若说是算好的,可他也没量过她手腕啊,怎么知道多大的珠子用多少颗才能刚刚好,一颗不多,一颗不少?
可要说是碰巧,真的会那么巧吗?
恍然间,她脑海浮现出谢仰在雨幕里,撑伞朝她疾行的场景。
他说,姐姐别动,我来接你。
“姑娘想什么呢?这么入迷。”
林医陶回过神来,看向薄玉:“你说,阿仰对我是不是特别好?”
“……”薄玉好奇地睃她:“公子待姑娘有多好,姑娘真不知道吗?”
“我…”林医陶挠挠脸颊:“可能是和阿仰朝夕相处,太习惯了,只偶尔会忽然生出一种他待我好得有点不对劲的感觉。”

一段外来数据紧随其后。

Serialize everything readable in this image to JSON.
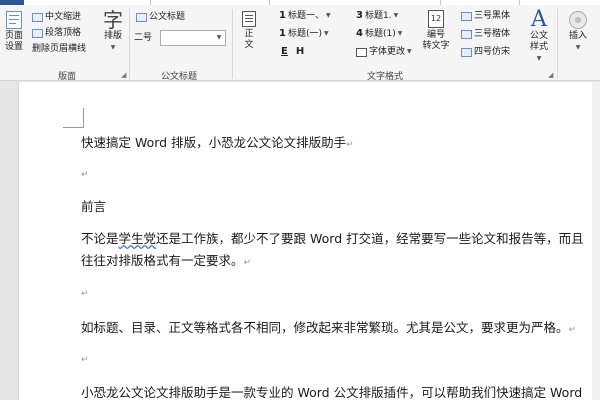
{
  "ribbon": {
    "layout_group": {
      "label": "版面",
      "page_setup_lines": [
        "页面",
        "设置"
      ],
      "indent": "中文缩进",
      "paragraph_grid": "段落顶格",
      "delete_header_line": "删除页眉横线",
      "typeset_label": "排版",
      "typeset_icon_glyph": "字"
    },
    "doc_title_group": {
      "label": "公文标题",
      "title_style": "公文标题",
      "size_value": "二号",
      "size_input_value": ""
    },
    "text_format_group": {
      "label": "文字格式",
      "body_lines": [
        "正",
        "文"
      ],
      "heading1_num": "1",
      "heading1": "标题一、",
      "heading2_num": "1",
      "heading2": "标题(一)",
      "heading3_num": "3",
      "heading3": "标题1.",
      "heading4_num": "4",
      "heading4": "标题(1)",
      "font_change": "字体更改",
      "numbering_lines": [
        "编号",
        "转文字"
      ],
      "size3_black": "三号黑体",
      "size3_kai": "三号楷体",
      "size4_fang": "四号仿宋",
      "doc_style_lines": [
        "公文",
        "样式"
      ],
      "style_icon_glyph": "A"
    },
    "insert_group": {
      "insert_label": "插入"
    }
  },
  "document": {
    "title": "快速搞定 Word 排版，小恐龙公文论文排版助手",
    "preface_heading": "前言",
    "para1_before": "不论是",
    "para1_wavy": "学生党",
    "para1_after": "还是工作族，都少不了要跟 Word 打交道，经常要写一些论文和报告等，而且",
    "para1_line2": "往往对排版格式有一定要求。",
    "para2": "如标题、目录、正文等格式各不相同，修改起来非常繁琐。尤其是公文，要求更为严格。",
    "para3": "小恐龙公文论文排版助手是一款专业的 Word 公文排版插件，可以帮助我们快速搞定 Word",
    "paragraph_mark": "↵"
  },
  "colors": {
    "accent": "#2b579a",
    "ribbon_bg": "#f5f5f5",
    "page_bg": "#ffffff",
    "canvas_bg": "#e6e6e6"
  }
}
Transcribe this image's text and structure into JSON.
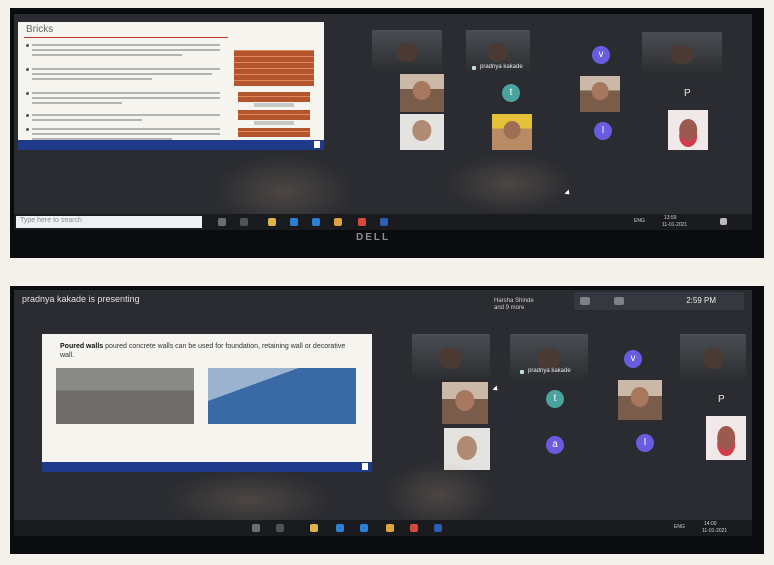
{
  "photo1": {
    "slide": {
      "title": "Bricks",
      "image_captions": [
        "Ordinary Brick",
        "Hollow Brick",
        "Paving Brick"
      ]
    },
    "participants": {
      "letters": {
        "v": "v",
        "t": "t",
        "i": "I",
        "p": "P"
      },
      "pinned_name": "pradnya kakade"
    },
    "taskbar": {
      "search_placeholder": "Type here to search",
      "language": "ENG",
      "time": "13:59",
      "date": "11-01-2021"
    },
    "bezel_logo": "DELL"
  },
  "photo2": {
    "banner": "pradnya kakade is presenting",
    "presenter_chip": [
      "Harsha Shinde",
      "and 9 more"
    ],
    "clock": "2:59 PM",
    "slide": {
      "bullet_bold": "Poured walls",
      "bullet_rest": " poured concrete walls can be used for foundation, retaining wall or decorative wall."
    },
    "participants": {
      "letters": {
        "v": "v",
        "t": "t",
        "a": "a",
        "i": "I",
        "p": "P"
      },
      "pinned_name": "pradnya kakade"
    },
    "taskbar": {
      "language": "ENG",
      "time": "14:00",
      "date": "11-01-2021"
    }
  },
  "colors": {
    "avatar_purple": "#6a5ce0",
    "avatar_teal": "#4aa39c",
    "slide_footer": "#1f3a8a",
    "title_rule": "#c0392b"
  }
}
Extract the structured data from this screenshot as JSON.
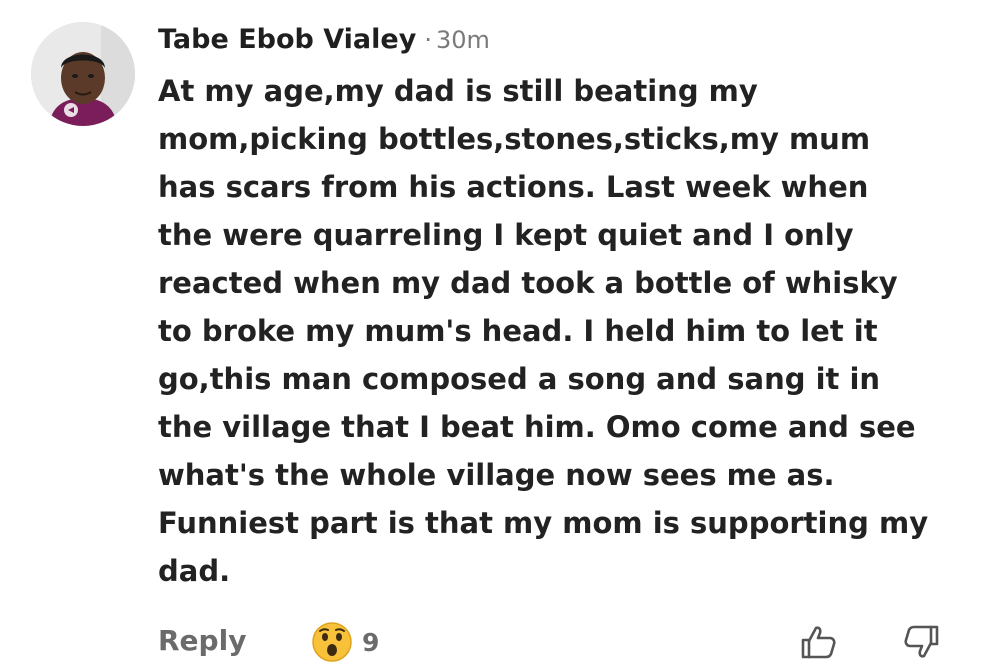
{
  "comment": {
    "author": "Tabe Ebob Vialey",
    "separator": "·",
    "time": "30m",
    "text": "At my age,my dad is still beating my\nmom,picking bottles,stones,sticks,my mum\nhas scars from his actions. Last week when\nthe were quarreling I kept quiet and I only\nreacted when my dad took a bottle of whisky\nto broke my mum's head. I held him to let it\ngo,this man composed a song and sang it in\nthe village that I beat him. Omo come and see\nwhat's the whole village now sees me as.\nFunniest part is that my mom is supporting my\ndad."
  },
  "actions": {
    "reply_label": "Reply",
    "reaction_icon": "surprised-face-emoji",
    "reaction_count": "9",
    "like_icon": "thumbs-up-icon",
    "dislike_icon": "thumbs-down-icon"
  },
  "colors": {
    "text": "#222222",
    "muted": "#6b6b6b",
    "emoji": "#f7c23a"
  }
}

薄玉眨巴两下眼:“可是在奴婢眼里,公子待你一向如此,好得特别不对劲。”
“…特别不对劲?”
“嗯!就是…怎么说呢?”薄玉急得抓耳挠腮:“奴婢也形容不来,要说不对劲吧好像也没啥不对劲,但绝对绝对是不对劲的!”
“……”林医陶叹了一声,这不和自己感觉差不多嘛。
“依奴婢看呢,姑娘你就别纠结了。”薄玉倒是心大:“公子小时候你待他那么好,他长大了百倍千倍待你好,这不是应该的吗?”
林医陶听了心里莫名一堵,意思是,阿仰待她这么好是为了报答?
可直觉告诉她,并非如此。
偏偏两人太过熟悉,熟悉到当局者迷,她当真琢磨不出来谢仰对她的好究竟不对劲在何处。
谢仰果然不到半个时辰就回到了小院,他绕过影壁踏入垂花门,疾行如风一路直抵北房。
林医陶房间门关了半扇,薄玉守在门外。
“公子。”她低低喊了一声:“姑娘说要等你,都等睡着了。”
谢仰摆摆手:“下去吧,我来照顾她。”
薄玉回头看了一眼,福身:“是。”
她一走,谢仰立刻从另半扇门迈入房间。